Si alguna vez caminas por la calle de Francisco I. Madero, en pleno corazón del Centro Histórico de la Ciudad de México, hay un edificio que de manera instantánea llamará tu atención. Se trata del Sanborns de los Azulejos, también conocido como la Casa de Los Azulejos. Un monumento a la tradición mexicana al tener una fachada completamente cubierta por Talavera traída de Puebla y una arquitectura colonial única que destaca por su patio interior con una fuente central, unas escaleras majestuosas para subir al segundo nivel y unos arcos que hacen referencia a las antiguas construcciones de los españoles que traían influencia árabe en su estilo arquitectónico, mismo que en algún momento implementaron al edificar la Ciudad de México en la época de la conquista.


La Casa de los Azulejos está en un terreno que Hernán Cortés cedió
Y es que efectivamente, se trata de un edificio cargado de más de 300 años de historia. El cual, antes de albergar un restaurante fue hogar de la familia de los Condes del Valle de Orizaba, después de que en 1524 Hernán Cortés les otorgara parte del terreno. Ellos, al ser una de las familias más poderosas e influyentes del Virreinato, mandaron a hacer todos y cada uno de los azulejos a mano, y los trajeron a la ciudad directamente desde Puebla para demostrar su poderío. Sus barandales, fueron traídos desde Japón, y fue en 1891 que decidieron vender la propiedad en la que posteriormente se instaló el Jockey Club de México.


El edificio quedó abandonado después de la Revolución Mexicana
Sin embargo, esta monumental construcción y símbolo de la arquitectura mexicana tuvo un periodo en la sombra, ya que con el estallido de la Revolución Mexicana, la casa fue abandonada durante tres años, lo cual la llevó a deteriorarse por la falta de mantenimiento. No fue hasta 1919, que el empresario estadounidense Frank Sanborn rentó el edificio con el propósito de hacer una restauración profunda para convertirlo en el hogar de su farmacia moderna que –curiosamente– albergaba también fuente de sodas y restaurante. Uno de los primeros negocios en mezclar ambos conceptos en un mismo lugar. Lo que ofrecía practicidad y gran ahorro de tiempo a los clientes que frecuentaban el lugar.


A inicios del siglo XX se convirtió en el lugar de moda
Desde 1919, políticos, artistas e intelectuales comenzaron a reunirse en el lugar que poco a poco comenzó a ponerse de moda. Una de las figuras más célebres que disfrutaba de pasar los fines de semana ahí fue María Félix, quien se declaró fanática de las Enchiladas Suizas –las cuales nacieron en este lugar– y constantemente asistía para disfrutar de este manjar bajo el techo de La Casa de los Azulejos.
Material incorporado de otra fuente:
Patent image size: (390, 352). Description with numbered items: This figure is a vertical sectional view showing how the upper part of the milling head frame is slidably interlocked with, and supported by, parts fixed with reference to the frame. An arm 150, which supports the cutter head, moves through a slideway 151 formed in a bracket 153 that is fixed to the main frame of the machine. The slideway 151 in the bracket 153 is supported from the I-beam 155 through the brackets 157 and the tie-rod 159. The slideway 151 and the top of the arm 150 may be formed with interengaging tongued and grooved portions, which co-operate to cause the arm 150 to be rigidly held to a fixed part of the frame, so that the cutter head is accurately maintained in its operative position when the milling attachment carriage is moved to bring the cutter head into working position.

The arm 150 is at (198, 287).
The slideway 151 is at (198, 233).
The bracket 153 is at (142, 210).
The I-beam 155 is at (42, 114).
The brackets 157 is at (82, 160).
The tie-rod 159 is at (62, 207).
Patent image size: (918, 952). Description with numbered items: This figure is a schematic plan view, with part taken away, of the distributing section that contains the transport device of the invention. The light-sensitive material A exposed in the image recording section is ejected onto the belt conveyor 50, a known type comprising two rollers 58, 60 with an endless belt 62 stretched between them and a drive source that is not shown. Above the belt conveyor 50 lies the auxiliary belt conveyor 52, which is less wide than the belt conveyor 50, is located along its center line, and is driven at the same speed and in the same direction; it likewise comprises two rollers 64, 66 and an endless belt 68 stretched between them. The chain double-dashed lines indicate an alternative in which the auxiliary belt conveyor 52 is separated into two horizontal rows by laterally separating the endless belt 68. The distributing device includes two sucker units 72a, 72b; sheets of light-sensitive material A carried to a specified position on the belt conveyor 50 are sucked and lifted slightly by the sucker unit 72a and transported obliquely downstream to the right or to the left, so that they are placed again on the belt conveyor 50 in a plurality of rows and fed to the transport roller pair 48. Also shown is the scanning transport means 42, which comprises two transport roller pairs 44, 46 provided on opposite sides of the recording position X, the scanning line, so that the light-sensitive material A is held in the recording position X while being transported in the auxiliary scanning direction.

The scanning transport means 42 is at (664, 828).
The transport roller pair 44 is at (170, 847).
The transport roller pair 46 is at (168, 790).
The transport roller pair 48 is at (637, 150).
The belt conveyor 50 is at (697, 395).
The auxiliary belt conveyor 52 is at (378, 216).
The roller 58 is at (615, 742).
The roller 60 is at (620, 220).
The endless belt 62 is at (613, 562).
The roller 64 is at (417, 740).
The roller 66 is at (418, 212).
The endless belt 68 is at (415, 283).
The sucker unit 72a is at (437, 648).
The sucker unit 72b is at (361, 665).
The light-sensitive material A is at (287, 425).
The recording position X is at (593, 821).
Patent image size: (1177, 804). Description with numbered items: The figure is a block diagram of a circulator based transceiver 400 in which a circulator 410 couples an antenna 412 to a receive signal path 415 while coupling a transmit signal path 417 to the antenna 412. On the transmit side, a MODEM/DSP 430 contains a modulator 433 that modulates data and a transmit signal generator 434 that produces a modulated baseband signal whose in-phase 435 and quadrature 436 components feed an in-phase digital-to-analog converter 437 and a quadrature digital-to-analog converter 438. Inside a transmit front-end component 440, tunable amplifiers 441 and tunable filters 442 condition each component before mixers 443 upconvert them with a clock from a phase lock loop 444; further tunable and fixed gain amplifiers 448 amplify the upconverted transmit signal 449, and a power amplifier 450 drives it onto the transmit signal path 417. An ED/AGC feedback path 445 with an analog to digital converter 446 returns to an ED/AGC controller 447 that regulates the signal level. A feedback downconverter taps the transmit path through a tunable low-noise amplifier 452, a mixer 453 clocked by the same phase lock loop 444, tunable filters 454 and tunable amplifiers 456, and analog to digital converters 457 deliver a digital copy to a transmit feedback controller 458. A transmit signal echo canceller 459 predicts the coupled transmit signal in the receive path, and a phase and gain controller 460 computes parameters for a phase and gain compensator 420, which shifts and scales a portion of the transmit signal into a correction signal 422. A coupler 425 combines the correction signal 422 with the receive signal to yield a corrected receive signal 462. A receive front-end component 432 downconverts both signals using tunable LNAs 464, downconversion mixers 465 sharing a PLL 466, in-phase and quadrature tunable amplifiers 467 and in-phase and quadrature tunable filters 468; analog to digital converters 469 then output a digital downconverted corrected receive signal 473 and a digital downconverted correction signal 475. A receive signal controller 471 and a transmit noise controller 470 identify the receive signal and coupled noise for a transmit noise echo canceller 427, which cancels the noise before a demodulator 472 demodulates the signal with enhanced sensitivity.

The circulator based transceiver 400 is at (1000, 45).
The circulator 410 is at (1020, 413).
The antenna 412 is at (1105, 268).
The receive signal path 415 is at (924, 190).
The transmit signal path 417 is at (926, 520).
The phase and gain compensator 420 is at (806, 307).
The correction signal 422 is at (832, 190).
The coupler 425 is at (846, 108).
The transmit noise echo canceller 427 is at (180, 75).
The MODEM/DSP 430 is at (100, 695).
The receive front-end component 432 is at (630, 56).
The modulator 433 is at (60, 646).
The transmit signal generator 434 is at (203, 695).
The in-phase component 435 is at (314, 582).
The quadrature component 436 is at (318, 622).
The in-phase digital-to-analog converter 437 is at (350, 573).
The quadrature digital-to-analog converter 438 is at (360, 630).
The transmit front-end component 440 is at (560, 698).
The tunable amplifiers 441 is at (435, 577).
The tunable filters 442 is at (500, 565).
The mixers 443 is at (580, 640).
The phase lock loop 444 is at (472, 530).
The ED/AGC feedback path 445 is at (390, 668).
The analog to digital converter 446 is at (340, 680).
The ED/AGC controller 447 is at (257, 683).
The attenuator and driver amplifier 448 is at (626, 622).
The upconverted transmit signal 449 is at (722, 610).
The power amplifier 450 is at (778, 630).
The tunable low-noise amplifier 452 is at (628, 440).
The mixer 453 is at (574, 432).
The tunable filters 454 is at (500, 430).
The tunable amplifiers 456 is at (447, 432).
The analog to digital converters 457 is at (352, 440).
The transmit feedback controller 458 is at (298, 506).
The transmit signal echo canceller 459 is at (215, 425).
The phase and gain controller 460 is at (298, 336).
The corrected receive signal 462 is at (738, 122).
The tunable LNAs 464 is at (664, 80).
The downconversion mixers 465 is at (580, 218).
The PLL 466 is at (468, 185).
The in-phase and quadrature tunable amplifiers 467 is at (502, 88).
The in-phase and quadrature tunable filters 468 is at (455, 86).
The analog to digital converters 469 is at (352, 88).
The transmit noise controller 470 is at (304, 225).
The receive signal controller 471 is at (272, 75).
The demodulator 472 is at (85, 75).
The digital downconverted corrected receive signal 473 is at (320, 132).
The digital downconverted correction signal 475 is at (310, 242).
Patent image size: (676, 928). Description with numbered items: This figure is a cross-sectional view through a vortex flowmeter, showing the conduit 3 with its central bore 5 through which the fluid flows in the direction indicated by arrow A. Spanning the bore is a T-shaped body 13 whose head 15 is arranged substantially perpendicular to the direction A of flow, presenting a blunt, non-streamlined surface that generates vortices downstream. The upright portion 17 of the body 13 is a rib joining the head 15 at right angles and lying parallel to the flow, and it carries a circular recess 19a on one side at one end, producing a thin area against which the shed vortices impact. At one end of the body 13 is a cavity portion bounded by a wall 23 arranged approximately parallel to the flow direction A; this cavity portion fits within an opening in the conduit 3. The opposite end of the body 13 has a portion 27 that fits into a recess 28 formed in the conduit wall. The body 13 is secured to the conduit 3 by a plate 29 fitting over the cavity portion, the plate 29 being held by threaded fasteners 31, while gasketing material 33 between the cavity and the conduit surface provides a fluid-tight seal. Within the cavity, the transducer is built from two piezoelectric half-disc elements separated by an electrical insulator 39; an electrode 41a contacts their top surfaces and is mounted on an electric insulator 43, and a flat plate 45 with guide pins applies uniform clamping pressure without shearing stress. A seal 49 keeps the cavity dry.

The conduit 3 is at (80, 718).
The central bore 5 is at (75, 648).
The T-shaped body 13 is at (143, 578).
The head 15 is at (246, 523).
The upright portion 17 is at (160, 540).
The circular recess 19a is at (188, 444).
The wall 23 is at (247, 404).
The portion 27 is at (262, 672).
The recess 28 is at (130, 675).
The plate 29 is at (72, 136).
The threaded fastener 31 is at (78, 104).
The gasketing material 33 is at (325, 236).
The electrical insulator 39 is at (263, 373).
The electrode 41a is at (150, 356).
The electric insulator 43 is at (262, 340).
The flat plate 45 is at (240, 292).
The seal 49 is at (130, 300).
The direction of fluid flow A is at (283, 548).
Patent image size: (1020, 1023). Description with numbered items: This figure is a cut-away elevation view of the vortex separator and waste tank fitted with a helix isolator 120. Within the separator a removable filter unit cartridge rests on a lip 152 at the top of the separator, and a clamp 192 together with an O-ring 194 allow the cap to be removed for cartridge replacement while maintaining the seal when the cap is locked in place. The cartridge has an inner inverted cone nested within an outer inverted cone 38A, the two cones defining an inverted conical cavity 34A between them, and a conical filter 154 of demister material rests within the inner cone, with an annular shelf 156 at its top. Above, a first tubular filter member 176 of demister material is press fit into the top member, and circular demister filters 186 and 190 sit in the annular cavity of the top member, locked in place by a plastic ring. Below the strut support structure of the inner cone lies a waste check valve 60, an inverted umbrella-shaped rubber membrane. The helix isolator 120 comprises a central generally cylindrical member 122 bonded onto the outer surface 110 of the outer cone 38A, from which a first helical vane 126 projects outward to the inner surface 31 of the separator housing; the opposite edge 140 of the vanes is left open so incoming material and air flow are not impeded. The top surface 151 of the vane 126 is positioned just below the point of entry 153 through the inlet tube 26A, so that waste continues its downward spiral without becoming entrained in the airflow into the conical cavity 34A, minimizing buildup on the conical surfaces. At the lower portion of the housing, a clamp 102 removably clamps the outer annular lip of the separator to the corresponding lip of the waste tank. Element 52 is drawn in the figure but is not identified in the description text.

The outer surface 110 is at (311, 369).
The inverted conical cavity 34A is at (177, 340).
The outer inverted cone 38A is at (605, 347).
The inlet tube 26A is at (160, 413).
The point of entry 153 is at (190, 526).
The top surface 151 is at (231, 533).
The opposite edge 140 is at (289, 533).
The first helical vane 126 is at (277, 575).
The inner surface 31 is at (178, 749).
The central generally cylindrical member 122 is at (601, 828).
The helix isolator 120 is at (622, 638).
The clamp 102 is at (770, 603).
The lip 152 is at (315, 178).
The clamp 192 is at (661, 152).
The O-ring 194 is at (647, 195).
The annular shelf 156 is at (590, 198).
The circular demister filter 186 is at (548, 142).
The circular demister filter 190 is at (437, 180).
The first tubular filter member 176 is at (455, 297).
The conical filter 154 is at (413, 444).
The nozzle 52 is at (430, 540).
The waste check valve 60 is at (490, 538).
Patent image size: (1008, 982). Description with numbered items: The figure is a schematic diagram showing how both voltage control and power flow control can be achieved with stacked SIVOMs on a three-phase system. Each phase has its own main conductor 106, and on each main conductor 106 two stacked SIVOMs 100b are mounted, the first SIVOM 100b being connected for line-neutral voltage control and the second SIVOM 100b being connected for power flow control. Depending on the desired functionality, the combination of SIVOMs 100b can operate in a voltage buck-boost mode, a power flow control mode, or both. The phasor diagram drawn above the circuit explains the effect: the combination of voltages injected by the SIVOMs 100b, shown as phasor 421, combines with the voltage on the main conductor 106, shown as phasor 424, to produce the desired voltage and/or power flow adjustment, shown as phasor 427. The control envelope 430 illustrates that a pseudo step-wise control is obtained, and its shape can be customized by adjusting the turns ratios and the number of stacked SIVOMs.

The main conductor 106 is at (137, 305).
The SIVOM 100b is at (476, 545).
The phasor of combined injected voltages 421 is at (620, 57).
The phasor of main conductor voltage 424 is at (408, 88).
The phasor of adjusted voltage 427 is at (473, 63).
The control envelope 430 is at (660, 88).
Durante esa época, se llevaron a cabo remodelaciones y obras como el mural ‘Omni-Ciencia‘, pintado por José Clemente Orozco. Otro de los icónicos de los desayunos mexicanos que se inventaron ahí fueron los molletes, los cuales siguen siendo uno de los platillos favoritos de esta cadena.


Los Sanborns que han cerrado en los últimos años
Finalmente, durante el año de 1978, la compañía Sanborns adquirió el edificio junto con el negocio y a partir de entonces se ha encargado de la restauración y cuidado del mismo. A pesar de que en la actualidad este negocio opera en México con alrededor de 130 sucursales a la fecha, recientemente han comenzado a cerrar varias de sus sedes por los cambios en hábitos de consumo de los clientes, quienes cada vez optan en mayor medida por los negocios en línea para la compra de los productos que vende la tienda de Sanborns. No obstante, en días recientes hubo una tendencia en Tiktok donde decenas de influencers de la Generación Z han ido a probar sus molletes en diferentes versiones, lo que lo ha puesto una vez más en la mira del público.